Les parties doivent valider les premiers projets du Fonds Vert, qui a rassemblé plus de 10 milliards de dollars depuis son entrée en vigueur en 2014. Par ailleurs, les parties devront définir les moyens d’atteindre l’objectif de 100 milliards de prêts et dons annuels d’ici 2020 (objectif de Copenhague). Une option évoquée pour l’Union Européenne est la mise en place d’une taxe européenne sur les transactions financières.

La COP21 est en préparation depuis 2011, date à laquelle une plateforme de négociation visant à préparer un accord-cadre contraignant pour l’après-2020 a été mise en place lors de la COP17 à Durban, en Afrique du Sud. Les parties ont rendu, fin 2015, le détail de leur contributions individuelles prévisionnelles pour la lutte contre le changement climatique (Intended Nationally Determined Contributions en anglais ou INDCs) auprès de l’ONU. Toutes ces contributions, compilées dans un rapport de synthèse, permettront d’évaluer l’impact global des efforts différenciés sur la limitation du réchauffement climatique. Les 28 membres de l’Union européenne, la Chine, l’Inde, la Russie, les Etats-Unis et le Japon, qui comptabilisent 85% des émissions mondiales de gaz à effet de serre, ont déjà déposé leurs contributions, qui peuvent être consultées librement en ligne.

Objectifs réalisables?

Pourtant, dans son dernier rapport (2013/2014), le GIEC se montre sceptique sur les mesures mises en place par les pays pour atteindre l’objectif ambitieux de limite du réchauffement à 2°C : celui-ci fixe un plafond d’émissions cumulées en gaz à effet de serre à horizon 2100. Or, les deux tiers des émissions du taux plafond ont déjà été émis aujourd’hui. Cet objectif implique donc aujourd’hui de diminuer les émissions de CO2 par personne à 0.5 tonne, ce qui équivaut à diviser par 4 les émissions moyennes d’un Européen et par 10 celles d’un Américain. De plus, si l’on considère que la population aura augmenté d’un tiers d’ici 2100, la division montera jusqu’à 13.

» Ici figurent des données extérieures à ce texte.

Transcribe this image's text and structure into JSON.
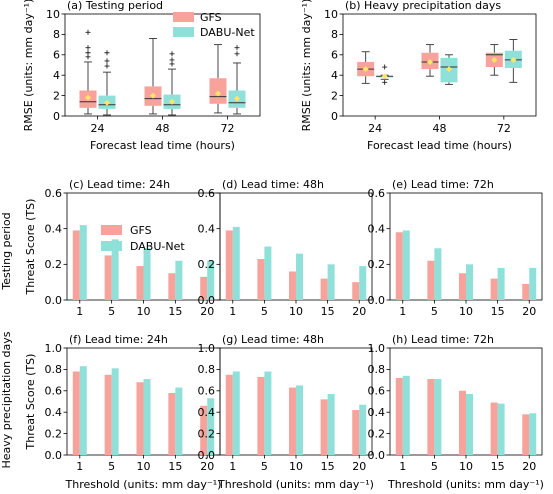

Le Programme des Nations Unies pour l’environnement (PNUE) émet en 2010 un rapport dénonçant le fossé entre les objectifs et les directions prises au niveau des émissions. Selon ce rapport, les gouvernements doivent accentuer le contrôle de la mise en œuvre des engagements et limiter les failles dans la comptabilisation des émissions (comme par exemple la comptabilisation trop “souple” des émissions issues de l’exploitation des terres) et dans la répartition des crédits de pollution. Le PNUE rappelle que plus les mesures seront retardées, plus elles seront onéreuses.

Les engagements de 2015 seront donc essentiels pour tenir nos objectifs à 2100, et  devront être non seulement ambitieux — tout en demeurant réalisables — mais, surtout, mis en œuvre par chaque partie.